La tenue d’un journal ou d’un blog, largement répandue dans le sport et dans d’autres domaines, peut être utile. En effet, on y documente non seulement des activités mesurables, mais aussi et surtout les émotions ressenties. Katharina Albertin n’y voit cependant pas encore la solution idéale pour éviter une tendance toxique à la mesure de soi : « Le journal peut aider, mais il faut avoir conscience du fait qu’il s’agit également d’une forme de self-tracking susceptible d’être pratiquée à l’excès. » Selon elle, il est donc plus important de bien déterminer, avant d’acheter ou d’utiliser un tel appareil, à quel usage on le destine. Un journal peut alors se révéler judicieux comme complément. 

Fixer les bons objectifs
Afin d’utiliser le self-tracking à bon escient, il est impératif de se fixer des objectifs.
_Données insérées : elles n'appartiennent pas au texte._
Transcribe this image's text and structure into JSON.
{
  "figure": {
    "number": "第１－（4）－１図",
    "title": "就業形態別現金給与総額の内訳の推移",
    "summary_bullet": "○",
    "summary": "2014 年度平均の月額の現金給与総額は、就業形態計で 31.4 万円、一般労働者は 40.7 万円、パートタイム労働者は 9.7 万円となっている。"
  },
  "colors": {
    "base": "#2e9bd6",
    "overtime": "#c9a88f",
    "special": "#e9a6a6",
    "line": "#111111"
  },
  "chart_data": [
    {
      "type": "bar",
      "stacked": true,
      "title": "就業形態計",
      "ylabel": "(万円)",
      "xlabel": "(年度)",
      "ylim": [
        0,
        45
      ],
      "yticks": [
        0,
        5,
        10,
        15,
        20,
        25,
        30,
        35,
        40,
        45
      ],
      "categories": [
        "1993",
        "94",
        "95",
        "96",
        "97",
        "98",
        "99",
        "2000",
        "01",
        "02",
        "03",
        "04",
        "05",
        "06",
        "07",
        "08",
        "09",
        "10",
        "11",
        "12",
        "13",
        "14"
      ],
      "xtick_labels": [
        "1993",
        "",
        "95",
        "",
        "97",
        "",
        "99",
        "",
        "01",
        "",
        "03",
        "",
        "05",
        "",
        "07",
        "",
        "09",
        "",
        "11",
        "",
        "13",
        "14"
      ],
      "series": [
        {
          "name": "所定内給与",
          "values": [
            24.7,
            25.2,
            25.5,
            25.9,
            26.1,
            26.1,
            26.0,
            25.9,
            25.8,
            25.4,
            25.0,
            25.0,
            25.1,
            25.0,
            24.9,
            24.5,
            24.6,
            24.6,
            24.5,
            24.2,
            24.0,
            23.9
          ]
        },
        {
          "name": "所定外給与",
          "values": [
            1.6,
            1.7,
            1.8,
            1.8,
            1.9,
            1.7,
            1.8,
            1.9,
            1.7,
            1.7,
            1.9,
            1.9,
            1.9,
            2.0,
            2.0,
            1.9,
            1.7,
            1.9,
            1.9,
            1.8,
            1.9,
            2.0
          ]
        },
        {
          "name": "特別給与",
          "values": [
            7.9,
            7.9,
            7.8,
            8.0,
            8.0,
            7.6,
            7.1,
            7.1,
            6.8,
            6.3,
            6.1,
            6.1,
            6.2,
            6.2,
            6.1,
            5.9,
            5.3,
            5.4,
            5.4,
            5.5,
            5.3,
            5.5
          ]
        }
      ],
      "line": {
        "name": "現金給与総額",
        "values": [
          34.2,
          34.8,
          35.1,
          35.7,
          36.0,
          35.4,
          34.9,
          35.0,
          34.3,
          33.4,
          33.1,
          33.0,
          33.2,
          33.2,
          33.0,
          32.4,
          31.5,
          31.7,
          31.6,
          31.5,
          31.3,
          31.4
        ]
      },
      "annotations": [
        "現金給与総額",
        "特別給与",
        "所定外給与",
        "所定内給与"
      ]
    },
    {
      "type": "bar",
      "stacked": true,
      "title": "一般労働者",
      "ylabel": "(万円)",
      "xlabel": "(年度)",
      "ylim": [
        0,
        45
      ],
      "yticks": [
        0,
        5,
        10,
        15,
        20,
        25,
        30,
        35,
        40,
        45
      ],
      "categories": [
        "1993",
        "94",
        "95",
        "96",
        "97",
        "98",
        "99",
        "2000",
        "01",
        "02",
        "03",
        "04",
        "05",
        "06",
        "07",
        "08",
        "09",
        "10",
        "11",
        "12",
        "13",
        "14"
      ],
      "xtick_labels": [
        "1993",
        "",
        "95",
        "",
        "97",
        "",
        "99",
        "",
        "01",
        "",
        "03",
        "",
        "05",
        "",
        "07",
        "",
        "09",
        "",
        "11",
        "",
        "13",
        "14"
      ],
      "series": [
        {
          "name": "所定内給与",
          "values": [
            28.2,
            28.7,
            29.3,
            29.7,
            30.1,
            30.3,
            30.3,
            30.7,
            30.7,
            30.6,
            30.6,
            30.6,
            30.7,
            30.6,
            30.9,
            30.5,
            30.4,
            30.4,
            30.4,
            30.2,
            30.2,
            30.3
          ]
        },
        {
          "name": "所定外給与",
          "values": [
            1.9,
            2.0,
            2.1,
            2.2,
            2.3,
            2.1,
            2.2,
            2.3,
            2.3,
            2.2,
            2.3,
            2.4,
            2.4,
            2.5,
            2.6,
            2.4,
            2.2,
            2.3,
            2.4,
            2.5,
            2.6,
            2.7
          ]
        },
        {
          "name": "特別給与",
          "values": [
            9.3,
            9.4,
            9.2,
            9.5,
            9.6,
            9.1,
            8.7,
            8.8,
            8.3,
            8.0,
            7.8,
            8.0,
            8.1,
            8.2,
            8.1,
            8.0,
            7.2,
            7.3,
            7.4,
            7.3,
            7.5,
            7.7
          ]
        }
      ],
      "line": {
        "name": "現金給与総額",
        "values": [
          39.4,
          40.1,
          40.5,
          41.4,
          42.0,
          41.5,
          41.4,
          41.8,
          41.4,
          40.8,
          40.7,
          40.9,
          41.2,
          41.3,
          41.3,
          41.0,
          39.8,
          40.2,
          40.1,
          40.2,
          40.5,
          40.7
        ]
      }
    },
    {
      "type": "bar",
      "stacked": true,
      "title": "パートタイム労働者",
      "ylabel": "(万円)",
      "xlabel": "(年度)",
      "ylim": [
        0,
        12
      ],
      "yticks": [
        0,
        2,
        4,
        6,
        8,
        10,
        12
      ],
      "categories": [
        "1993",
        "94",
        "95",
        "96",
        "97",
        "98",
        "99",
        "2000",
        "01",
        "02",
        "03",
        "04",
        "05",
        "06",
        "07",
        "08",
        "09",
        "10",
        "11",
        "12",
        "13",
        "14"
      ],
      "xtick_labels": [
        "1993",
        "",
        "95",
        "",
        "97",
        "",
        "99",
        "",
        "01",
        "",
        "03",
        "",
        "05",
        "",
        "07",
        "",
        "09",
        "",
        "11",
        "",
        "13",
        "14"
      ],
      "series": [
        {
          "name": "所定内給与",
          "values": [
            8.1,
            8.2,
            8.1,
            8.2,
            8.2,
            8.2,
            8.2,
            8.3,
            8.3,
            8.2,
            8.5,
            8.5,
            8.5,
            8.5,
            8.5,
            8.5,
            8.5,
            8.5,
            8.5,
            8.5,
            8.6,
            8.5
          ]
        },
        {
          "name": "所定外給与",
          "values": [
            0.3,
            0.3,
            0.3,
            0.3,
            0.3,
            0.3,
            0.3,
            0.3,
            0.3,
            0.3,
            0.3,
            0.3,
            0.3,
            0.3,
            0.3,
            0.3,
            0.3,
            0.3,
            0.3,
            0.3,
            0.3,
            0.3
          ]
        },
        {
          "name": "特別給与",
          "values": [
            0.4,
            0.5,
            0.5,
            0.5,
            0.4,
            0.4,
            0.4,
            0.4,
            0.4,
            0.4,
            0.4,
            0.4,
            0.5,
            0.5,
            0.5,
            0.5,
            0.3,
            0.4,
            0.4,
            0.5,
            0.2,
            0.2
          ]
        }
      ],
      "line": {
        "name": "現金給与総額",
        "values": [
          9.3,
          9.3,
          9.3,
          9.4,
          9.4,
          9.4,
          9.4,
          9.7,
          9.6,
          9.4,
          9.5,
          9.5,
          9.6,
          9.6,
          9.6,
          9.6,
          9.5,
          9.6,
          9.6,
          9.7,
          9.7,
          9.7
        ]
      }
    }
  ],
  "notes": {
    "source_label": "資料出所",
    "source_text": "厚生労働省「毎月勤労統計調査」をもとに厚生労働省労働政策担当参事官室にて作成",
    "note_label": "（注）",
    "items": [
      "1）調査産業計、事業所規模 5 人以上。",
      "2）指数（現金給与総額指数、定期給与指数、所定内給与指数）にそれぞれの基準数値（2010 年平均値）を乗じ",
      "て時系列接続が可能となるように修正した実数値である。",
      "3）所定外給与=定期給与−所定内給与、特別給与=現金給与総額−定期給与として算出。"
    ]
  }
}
Mais ces objectifs doivent-ils être aussi intelligents que les montres ? C’est-à-dire spécifiques, mesurables, atteignables, pertinents et répondant à un calendrier prédéfini ? La qualification des objectifs « smart » est sur toutes les lèvres, précise Katharina Albertin. « Mais, bien souvent, on en oublie le soi. » La psychologue du sport travaille avec des objectifs autoconcordants : « Les bons objectifs sont ceux qui me correspondent. Ils sont en accord avec ma personnalité, avec mes valeurs et, enfin, avec moi-même. »


Il faut pour cela répondre à certaines questions. Pourquoi ai-je choisi cette forme d’activité physique ? À quel point est-ce que je m’identifie à elle? Est-ce que j’accorde davantage d’importance à la performance ou à la santé ? Pour atteindre mes objectifs, jusqu’où ai-je la volonté de repousser mes limites psychiques et physiques ? Les réponses à ces questions permettent de formuler des objectifs à motivation intrinsèque qui résistent mieux aux risques liés à la mesure de soi. Par exemple : retrouver la forme pour pouvoir repartir en randonnée sur la montagne où l’on aimait tant se rendre dans sa jeunesse. Cet objectif ne se mesure pas uniquement par une distance, une altitude et un pouls. Il inclut également un sentiment très personnel connu d’autrefois. 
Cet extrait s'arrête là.